Goat Rising for Beginners
May 1, 2020
Though you won’t make millions raising a small herd of goats, raising them still is a rewarding experience. There is much for beginners to learn before purchasing goats, including breed types, housing, feed and, ultimately, the purpose of starting your own herd. As these animals will depend entirely on you, carefully consider if this is something you will be able to maintain over the long haul.

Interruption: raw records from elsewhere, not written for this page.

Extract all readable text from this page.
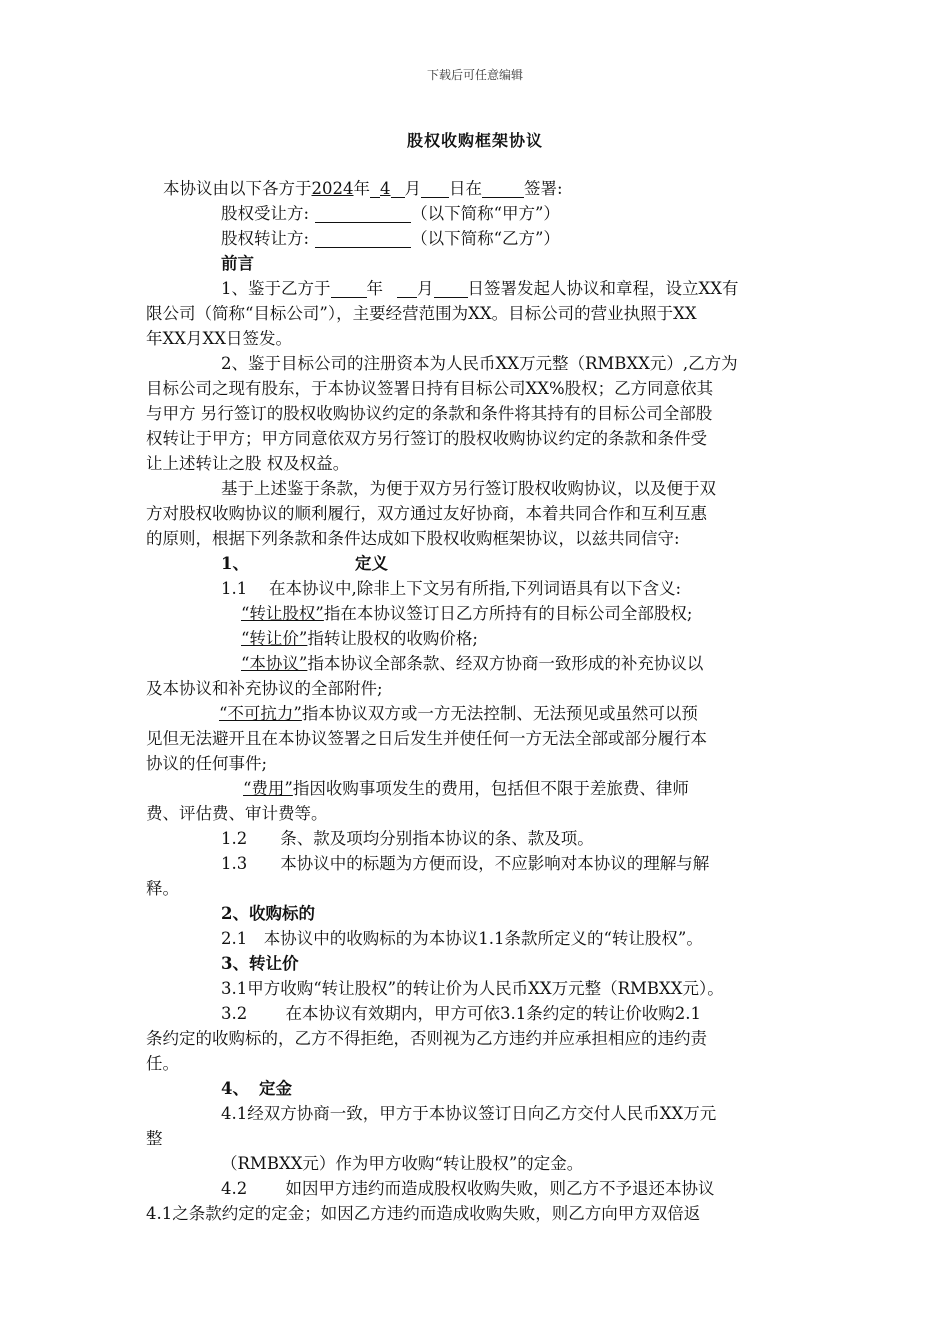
下载后可任意编辑
股权收购框架协议
本协议由以下各方于2024年 4 月 日在	签署:
股权受让方:	（以下简称“甲方”）
股权转让方:	（以下简称“乙方”）
前言
1、鉴于乙方于 年 月 日签署发起人协议和章程，设立XX有
限公司（简称“目标公司”），主要经营范围为XX。目标公司的营业执照于XX
年XX月XX日签发。
2、鉴于目标公司的注册资本为人民币XX万元整（RMBXX元）,乙方为
目标公司之现有股东，于本协议签署日持有目标公司XX%股权；乙方同意依其
与甲方 另行签订的股权收购协议约定的条款和条件将其持有的目标公司全部股
权转让于甲方；甲方同意依双方另行签订的股权收购协议约定的条款和条件受
让上述转让之股 权及权益。
基于上述鉴于条款，为便于双方另行签订股权收购协议，以及便于双
方对股权收购协议的顺利履行，双方通过友好协商，本着共同合作和互利互惠
的原则，根据下列条款和条件达成如下股权收购框架协议，以兹共同信守:
1、	定义
1.1　 在本协议中,除非上下文另有所指,下列词语具有以下含义:
“转让股权”指在本协议签订日乙方所持有的目标公司全部股权;
“转让价”指转让股权的收购价格;
“本协议”指本协议全部条款、经双方协商一致形成的补充协议以
及本协议和补充协议的全部附件;
“不可抗力”指本协议双方或一方无法控制、无法预见或虽然可以预
见但无法避开且在本协议签署之日后发生并使任何一方无法全部或部分履行本
协议的任何事件;
“费用”指因收购事项发生的费用，包括但不限于差旅费、律师
费、评估费、审计费等。
1.2　　条、款及项均分别指本协议的条、款及项。
1.3　　本协议中的标题为方便而设，不应影响对本协议的理解与解
释。
2、收购标的
2.1　本协议中的收购标的为本协议1.1条款所定义的“转让股权”。
3、转让价
3.1甲方收购“转让股权”的转让价为人民币XX万元整（RMBXX元）。
3.2　　 在本协议有效期内，甲方可依3.1条约定的转让价收购2.1
条约定的收购标的，乙方不得拒绝，否则视为乙方违约并应承担相应的违约责
任。
4、 定金
4.1经双方协商一致，甲方于本协议签订日向乙方交付人民币XX万元
整
（RMBXX元）作为甲方收购“转让股权”的定金。
4.2　　 如因甲方违约而造成股权收购失败，则乙方不予退还本协议
4.1之条款约定的定金；如因乙方违约而造成收购失败，则乙方向甲方双倍返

As a smaller, less expensive version of a cow, female goats can produce milk for consumption. Once a doe has kidded, or given birth, she must be milked twice a day every day. This milk then can be turned into yogurt, butter and cheese, and is a great substitute for the lactose intolerant, or those allergic to cow’s milk. Farmers often give excess milk to chickens and pigs. Male goats, or bucks, also are raised for their meat. The taste of chevon has been compared to lamb meat and is sold in ethnic food markets. If the goats were raised free-range or on an organic diet, the meat is highly desired in specialty stores. Goat fur can be used to make clothing or rugs and, as goats will eat the most stubborn brushes, they are even hired out in many areas for lawn care.
Depending on the reason you want to raise a herd, certain breeds will be ideal while others, less so. It also is wise to purchase at least 2 goats from nearby farms as this means the local economy already supports this breed. Saanens, Nubians, Alpines and LaManchas all produce milk, though the quantity and quality will differ between breeds. The Boer, Spanish and Kiko are used for meat, while Angora produces fur used for fabrics. Of course, some want goats simply as pets and the small Pygmy or Dwarf goat is ideal. Keep in mind that goats purchased at auctions, or those who have to be shipped to you, may have health issues from shipping stress and confined quarters. You always should look over the goat before purchase, as these will be the greatest impact on your future herd.